Les élections législatives, déjà repoussées d’un mois en septembre, ne se tiendront a priori pas le 28 octobre. L’avis de la Cour constitutionnelle qui ouvre la voie à ce nouveau report – qui doit encore être officialisé – fait la quasi unanimité au sein de la classe politique.

Un nouveau report des législatives se dessine. Dans un arrêt daté du 12 octobre, la Cour constitutionnelle malienne livre « un avis favorable à la demande de prorogation de la Vème législature jusqu’à la fin du premier semestre 2019 ». Cette prolongation du mandat des députés actuels jusqu’en juin 2019, qui devrait intervenir au moyen d’une loi organique, ouvre de fait la possibilité à un nouveau report des législatives.

« Cas de force majeure »

La Cour constitutionnelle justifie son arrêt au nom d’un « caractère de force majeure » que posent les difficultés qui entravent l’organisation des législatives. La Cour insiste également sur « la nécessité d’assurer le fonctionnement régulier de l’Assemblée nationale ». La Constitution stipule en effet que le scrutin se tient tous les cinq ans. Le dernier ayant eu lieu les 24 novembre et 15 décembre 2013, la non tenue des législatives dans les délais plongerait le pays dans un vide constitutionnel.

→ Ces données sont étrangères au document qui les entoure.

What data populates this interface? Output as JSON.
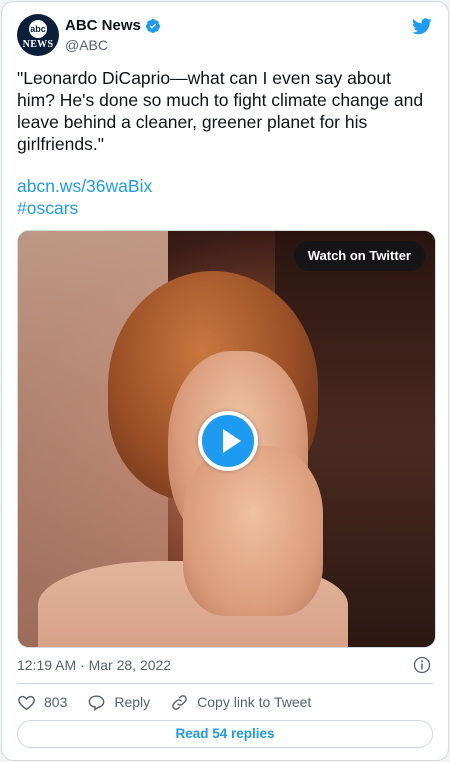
{
  "account": {
    "display_name": "ABC News",
    "handle": "@ABC",
    "avatar_text_top": "abc",
    "avatar_text_bottom": "NEWS",
    "verified": true
  },
  "tweet": {
    "text": "\"Leonardo DiCaprio—what can I even say about him? He's done so much to fight climate change and leave behind a cleaner, greener planet for his girlfriends.\"",
    "link": "abcn.ws/36waBix",
    "hashtag": "#oscars"
  },
  "media": {
    "watch_label": "Watch on Twitter",
    "play_icon": "play-icon"
  },
  "meta": {
    "timestamp": "12:19 AM · Mar 28, 2022"
  },
  "actions": {
    "like_count": "803",
    "reply_label": "Reply",
    "copy_label": "Copy link to Tweet"
  },
  "footer": {
    "read_replies_label": "Read 54 replies"
  },
  "colors": {
    "accent": "#1d9bf0",
    "text": "#0f1419",
    "muted": "#536471",
    "border": "#cfd9de"
  }
}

La décision de la Cour n’a donc pas surpris. Au contraire. Pour beaucoup, elle permettra de donner le temps aux autorités de mieux organiser le scrutin et, surtout, de mener à terme les réformes institutionnelles en cours.

« C’était prévisible, étant donnée la situation actuelle. La présidentielle ne s’est pas tenue dans de bonnes conditions, il ne sert à rien d’organiser les législatives à la hâte », note ainsi Moussa Diallo, président de l’Association pour l’autonomie de la jeunesse Malienne, qui prévoit de présenter sa candidature dans le cercle de Kati.